Une impressionnante somme collective consacrée à la critique musicale au XXe siècle en Occident.

Cette somme spectaculaire de 1563 pages résulte d’un vaste travail collectif dirigé par une vingtaine de spécialistes, dont Timothée Picard, qui ont eu recours à plus d’une centaine d’auteurs venus de nombreuses disciplines dans le cadre d’une commande de l’Institut universitaire de France. L’ouvrage propose la synthèse finale d’une quinzaine de colloques et de journées d’études tenus de 2013 à 2016. On l’aura compris, ce livre est la première synthèse du genre à rassembler des articles portant sur la critique musicale en Occident. L’ambition et la particularité de l’ouvrage résident ainsi dans la multidisciplinarité appliquée aux genres musicaux hérités, renouvelés, voire propres au XXe siècle (jazz, rock et « musiques actuelles »). D’une belle envergure internationale, ce résultat impressionnant offre un panorama inédit des points communs et différences qui relient les différentes théories et conceptions de la critique appliquée à la musique inévitablement en lien avec le champ littéraire. Cette heureuse initiative comble partiellement un vide, car si l’étude de la critique musicale a largement progressé en ce qui concerne le XIXe siècle – on pense aux travaux fondateurs de Christian Goubault, à ceux, plus récents, d’Emmanuel Reibel, aux avancées permises par le groupe de recherche « Francophone Music Criticism » – le XXe siècle demeurait jusqu’à présent un chantier nettement moins abouti. Par ailleurs, cette nouvelle entreprise synthétique et hautement comparatiste s’inspire autant de ce qui a déjà été fait pour le siècle de Berlioz qu’elle renouvelle les approches de manière à mieux cerner les spécificités des genres musicaux qui se sont développés au XXe siècle.

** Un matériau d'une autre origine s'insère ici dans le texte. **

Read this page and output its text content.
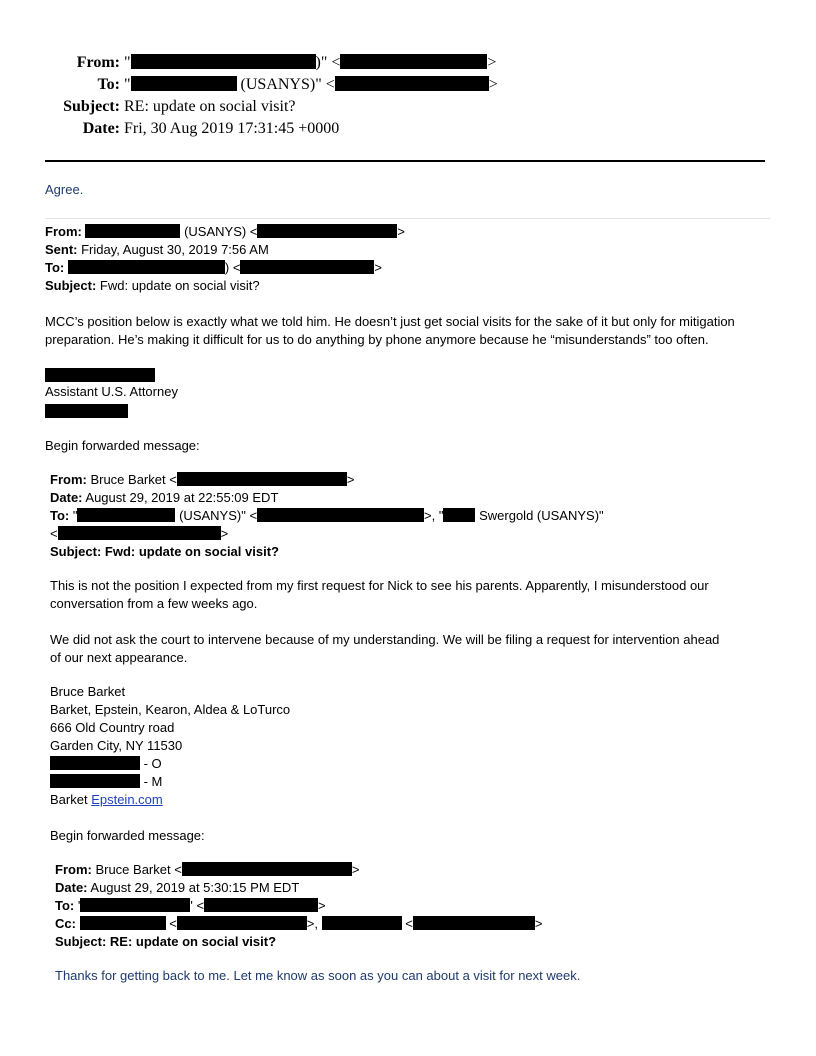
From: "	)" <	>
To: "	(USANYS)" <	>
Subject: RE: update on social visit?
Date: Fri, 30 Aug 2019 17:31:45 +0000
Agree.
From:	(USANYS) <	>
Sent: Friday, August 30, 2019 7:56 AM
To:	) <	>
Subject: Fwd: update on social visit?
MCC’s position below is exactly what we told him. He doesn’t just get social visits for the sake of it but only for mitigation
preparation. He’s making it difficult for us to do anything by phone anymore because he “misunderstands” too often.
Assistant U.S. Attorney
Begin forwarded message:
From: Bruce Barket <	>
Date: August 29, 2019 at 22:55:09 EDT
To: "	(USANYS)" <	>, " Swergold (USANYS)"
<	>
Subject: Fwd: update on social visit?
This is not the position I expected from my first request for Nick to see his parents. Apparently, I misunderstood our
conversation from a few weeks ago.
We did not ask the court to intervene because of my understanding. We will be filing a request for intervention ahead
of our next appearance.
Bruce Barket
Barket, Epstein, Kearon, Aldea & LoTurco
666 Old Country road
Garden City, NY 11530
- O
- M
Barket Epstein.com
Begin forwarded message:
From: Bruce Barket <	>
Date: August 29, 2019 at 5:30:15 PM EDT
To: '	' <	>
Cc:	<	>,	<	>
Subject: RE: update on social visit?
Thanks for getting back to me. Let me know as soon as you can about a visit for next week.
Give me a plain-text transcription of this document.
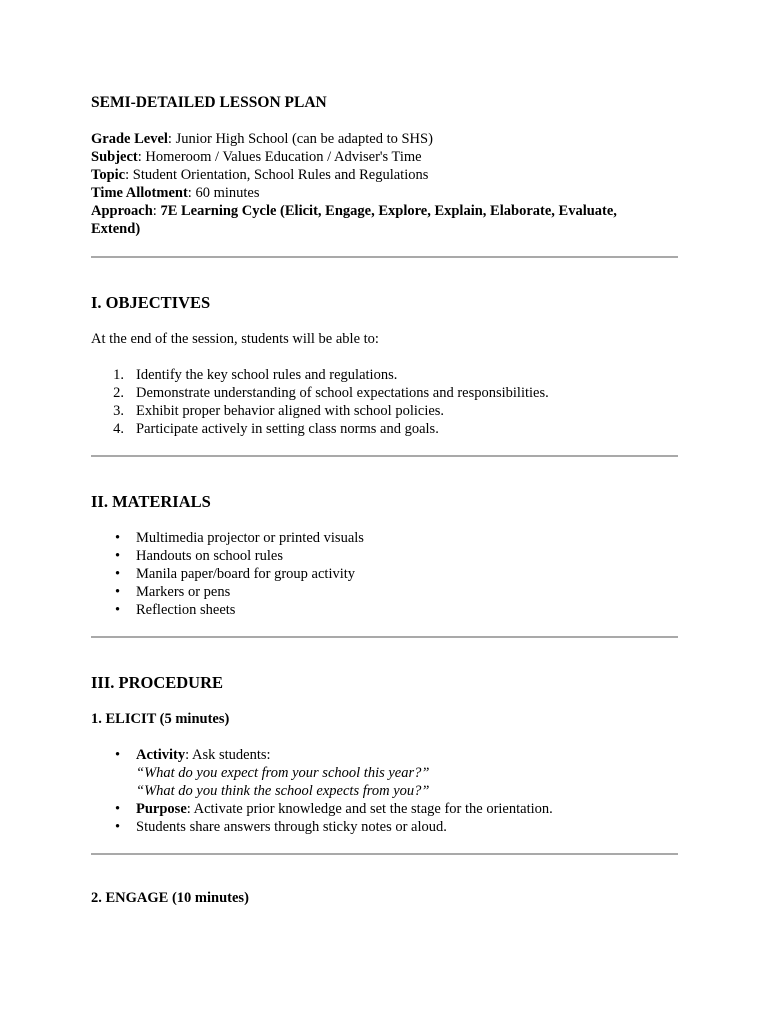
SEMI-DETAILED LESSON PLAN
Grade Level: Junior High School (can be adapted to SHS)
Subject: Homeroom / Values Education / Adviser's Time
Topic: Student Orientation, School Rules and Regulations
Time Allotment: 60 minutes
Approach: 7E Learning Cycle (Elicit, Engage, Explore, Explain, Elaborate, Evaluate, Extend)
I. OBJECTIVES

At the end of the session, students will be able to:

1. Identify the key school rules and regulations.
2. Demonstrate understanding of school expectations and responsibilities.
3. Exhibit proper behavior aligned with school policies.
4. Participate actively in setting class norms and goals.
II. MATERIALS
• Multimedia projector or printed visuals
• Handouts on school rules
• Manila paper/board for group activity
• Markers or pens
• Reflection sheets
III. PROCEDURE
1. ELICIT (5 minutes)
• Activity: Ask students:
“What do you expect from your school this year?”
“What do you think the school expects from you?”
• Purpose: Activate prior knowledge and set the stage for the orientation.
• Students share answers through sticky notes or aloud.
2. ENGAGE (10 minutes)
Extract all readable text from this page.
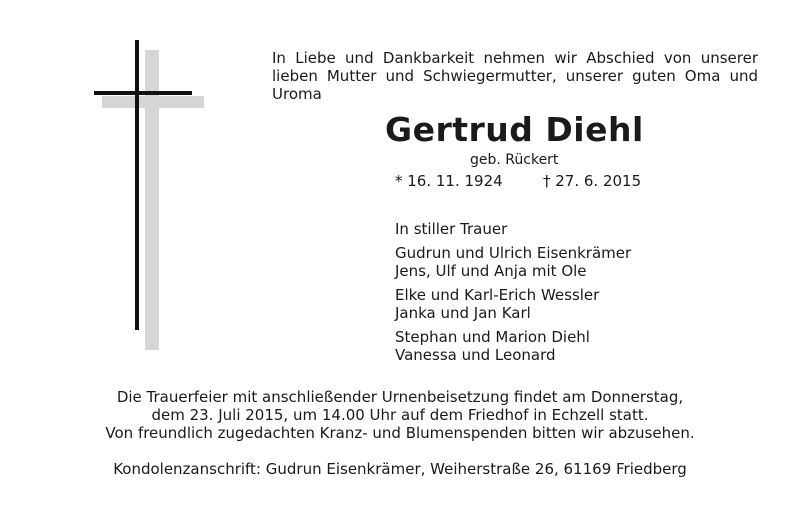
In Liebe und Dankbarkeit nehmen wir Abschied von unserer lieben Mutter und Schwiegermutter, unserer guten Oma und Uroma

Gertrud Diehl

geb. Rückert

* 16. 11. 1924	† 27. 6. 2015
In stiller Trauer
Gudrun und Ulrich Eisenkrämer
Jens, Ulf und Anja mit Ole
Elke und Karl-Erich Wessler
Janka und Jan Karl
Stephan und Marion Diehl
Vanessa und Leonard
Die Trauerfeier mit anschließender Urnenbeisetzung findet am Donnerstag,
dem 23. Juli 2015, um 14.00 Uhr auf dem Friedhof in Echzell statt.
Von freundlich zugedachten Kranz- und Blumenspenden bitten wir abzusehen.
Kondolenzanschrift: Gudrun Eisenkrämer, Weiherstraße 26, 61169 Friedberg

Cette nouvelle vaste entreprise cherche à déterminer trois éléments problématisés qui en constituent la structure thématique : inventorier les conceptions et théories de la critique musicale comparée aux autres formes de critique ; identifier les acteurs de la critique, leurs différentes pratiques ainsi que les conflits inhérents au genre ; déterminer les particularismes des aires culturelles et linguistiques qui composent l’Occident. On précisera qu’une quatrième partie se penche tout particulièrement sur le cas des musiques dites « populaires » (jazz, rock et musiques actuelles) et dont la terminologie, on le sait, pose problème. Comme le laisse entendre Timothée Picard dans son avant-propos, le principal défi a consisté à concilier les approches monographiques des auteurs grâce à un certain nombre d’exigences communes liées au traitement de leur sujet et de manière à viser la synthèse tant recherchée par ce type d’ouvrage collectif où demeure le danger d’une trop grande dispersion. Comme tout travail pionnier qui aspire à ouvrir de nouvelles perspectives, de l’aveu même de Timothée Picard, cette somme ne peut couvrir de façon parfaitement homogène tous les champs qu’elle aborde, voire qu’elle néglige (comme la chanson de la première moitié du XXe siècle). Il n’en demeure pas moins que l’ouvrage s’avère spectaculaire par l’utile richesse de ses thèmes, par le traitement performant d’environ 140 études de cas mises en commun par une rigoureuse structuration et à l’aide des conclusions qui ponctuent chaque partie.

La critique musicale au XXe siècle, éditée par les Presses Universitaires de Rennes, témoigne d’un heureux engouement collectif en faveur de la musicographie considérée comme l’ensemble des écrits qui portent sur la musique. Cet encouragement en faveur de l’interdisciplinarité marque incontestablement une étape clef.